Кстати, и в этом смысле им с матерью не повезло. Они тихо впали в состояние затяжной бедности, когда денег не хватало даже на проезд в городском транспорте. Мать Тины переносила материальные тяготы очень тяжело. Она привыкла к хорошему, пока жила с мужем: к новой одежде для каждого сезона, к хорошей еде, отдыху на море, в горах, в санаториях. Теперь, лишенная всего этого и плюс зависти окружающих, женщина начала прикладываться к бутылке.
А когда швейную фабрику закрыли, мать в мгновение ока оказалась безработной алкоголичкой. Тине было лет десять, наверное. Она на всю жизнь запомнила не то, как выглядела тогда ее мать и как они жили в целом, а сам запах того времени и запах, исходящий от матери.
Квартира пахла грязными тряпками – заношенной одеждой, не стиранным сто лет постельным бельем. Эту основную нотку дополняла вонь от мусорного ведра и разлитого пять недель назад борща, сваренного бабушкой и принесенного ею для внучки. Ужасный запах доносился и из не мытого много лет холодильника, а уж какие миазмы издавал туалет в квартире Синьковых! Иногда Тина даже не могла запираться там, потому что дышать было абсолютно нечем.
А мать пахла… алкоголем, мочой, несварением желудка, немытым телом. Сохранив от прошлой жизни арсенал парфюмов, мать пыталась микшировать свое амбре остатками роскоши. Итог был тошнотворно-жалким.
Омерзение, которое мать вызывала у дочери, той не удалось бы преодолеть уже никогда.
На некоторое время Тину взяла жить к себе бабушка, но тут девочка поняла, что с бабушкой жить еще хуже! Да, у нее не воняло, было много вкусной еды, Тине дарились вещи и игрушки, но тут от девочки много и требовалось. Она должна была хорошо учиться, проводить свободный вечер за книгой, не болтать час за часом с подружками по телефону и вообще корчить из себя паиньку.
Дома было проще: мать Тину не видела целый день, а к вечеру так напивалась, что просто падала на кровать и храпела до утра.

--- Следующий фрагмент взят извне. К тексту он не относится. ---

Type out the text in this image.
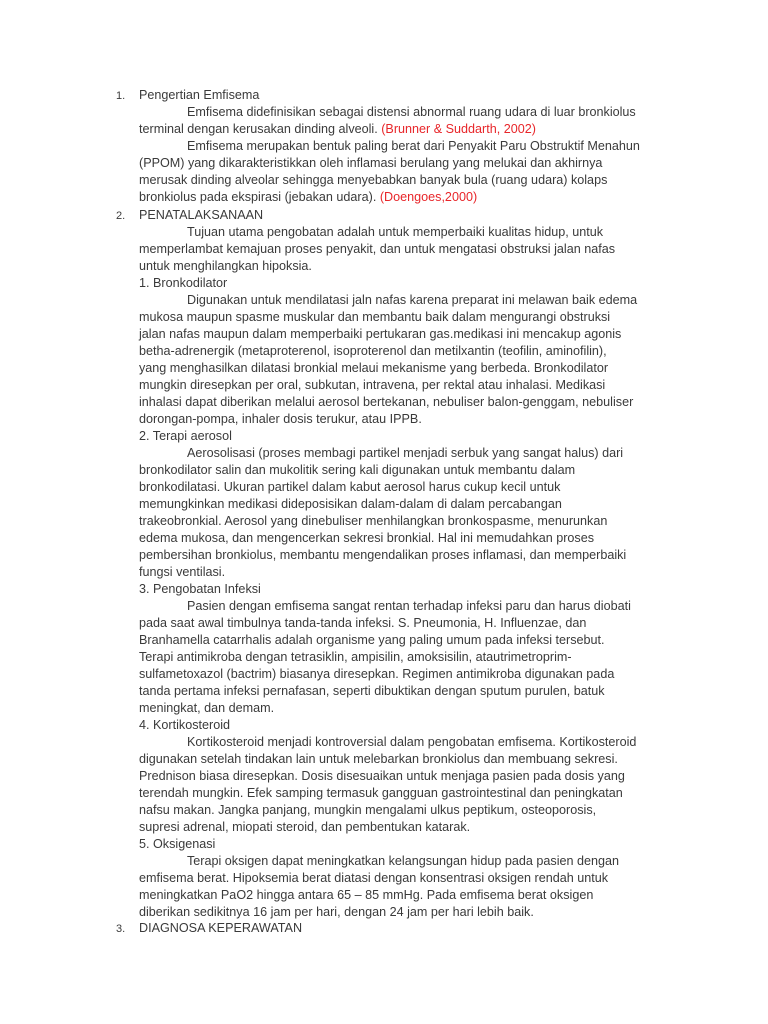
1. Pengertian Emfisema
Emfisema didefinisikan sebagai distensi abnormal ruang udara di luar bronkiolus
terminal dengan kerusakan dinding alveoli. (Brunner & Suddarth, 2002)
Emfisema merupakan bentuk paling berat dari Penyakit Paru Obstruktif Menahun
(PPOM) yang dikarakteristikkan oleh inflamasi berulang yang melukai dan akhirnya
merusak dinding alveolar sehingga menyebabkan banyak bula (ruang udara) kolaps
bronkiolus pada ekspirasi (jebakan udara). (Doengoes,2000)
2. PENATALAKSANAAN
Tujuan utama pengobatan adalah untuk memperbaiki kualitas hidup, untuk
memperlambat kemajuan proses penyakit, dan untuk mengatasi obstruksi jalan nafas
untuk menghilangkan hipoksia.
1. Bronkodilator
Digunakan untuk mendilatasi jaln nafas karena preparat ini melawan baik edema
mukosa maupun spasme muskular dan membantu baik dalam mengurangi obstruksi
jalan nafas maupun dalam memperbaiki pertukaran gas.medikasi ini mencakup agonis
betha-adrenergik (metaproterenol, isoproterenol dan metilxantin (teofilin, aminofilin),
yang menghasilkan dilatasi bronkial melaui mekanisme yang berbeda. Bronkodilator
mungkin diresepkan per oral, subkutan, intravena, per rektal atau inhalasi. Medikasi
inhalasi dapat diberikan melalui aerosol bertekanan, nebuliser balon-genggam, nebuliser
dorongan-pompa, inhaler dosis terukur, atau IPPB.
2. Terapi aerosol
Aerosolisasi (proses membagi partikel menjadi serbuk yang sangat halus) dari
bronkodilator salin dan mukolitik sering kali digunakan untuk membantu dalam
bronkodilatasi. Ukuran partikel dalam kabut aerosol harus cukup kecil untuk
memungkinkan medikasi dideposisikan dalam-dalam di dalam percabangan
trakeobronkial. Aerosol yang dinebuliser menhilangkan bronkospasme, menurunkan
edema mukosa, dan mengencerkan sekresi bronkial. Hal ini memudahkan proses
pembersihan bronkiolus, membantu mengendalikan proses inflamasi, dan memperbaiki
fungsi ventilasi.
3. Pengobatan Infeksi
Pasien dengan emfisema sangat rentan terhadap infeksi paru dan harus diobati
pada saat awal timbulnya tanda-tanda infeksi. S. Pneumonia, H. Influenzae, dan
Branhamella catarrhalis adalah organisme yang paling umum pada infeksi tersebut.
Terapi antimikroba dengan tetrasiklin, ampisilin, amoksisilin, atautrimetroprim-
sulfametoxazol (bactrim) biasanya diresepkan. Regimen antimikroba digunakan pada
tanda pertama infeksi pernafasan, seperti dibuktikan dengan sputum purulen, batuk
meningkat, dan demam.
4. Kortikosteroid
Kortikosteroid menjadi kontroversial dalam pengobatan emfisema. Kortikosteroid
digunakan setelah tindakan lain untuk melebarkan bronkiolus dan membuang sekresi.
Prednison biasa diresepkan. Dosis disesuaikan untuk menjaga pasien pada dosis yang
terendah mungkin. Efek samping termasuk gangguan gastrointestinal dan peningkatan
nafsu makan. Jangka panjang, mungkin mengalami ulkus peptikum, osteoporosis,
supresi adrenal, miopati steroid, dan pembentukan katarak.
5. Oksigenasi
Terapi oksigen dapat meningkatkan kelangsungan hidup pada pasien dengan
emfisema berat. Hipoksemia berat diatasi dengan konsentrasi oksigen rendah untuk
meningkatkan PaO2 hingga antara 65 – 85 mmHg. Pada emfisema berat oksigen
diberikan sedikitnya 16 jam per hari, dengan 24 jam per hari lebih baik.
3. DIAGNOSA KEPERAWATAN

К большому счастью Тины, бабушка преставилась, когда внучке исполнилось одиннадцать лет.
Мать теперь работала в овощном магазине, где подходящая ей компания местных алкоголиков организовывала душевные посиделки. Их было трое-четверо, потерявших человеческий облик, отчего они, кажется, были намного счастливее тех, кто их презирал. Алкаши спокойно размещались на широченном подоконнике в подсобке, ставили бутылку, нарезали хлеб, вареную колбасу и все, что удавалось достать, а возможно, и украсть. В овощном их не трогали. Директору магазина было все равно – он приезжал только за выручкой, продавщицы из приличных их боялись, остальные и сами были такими.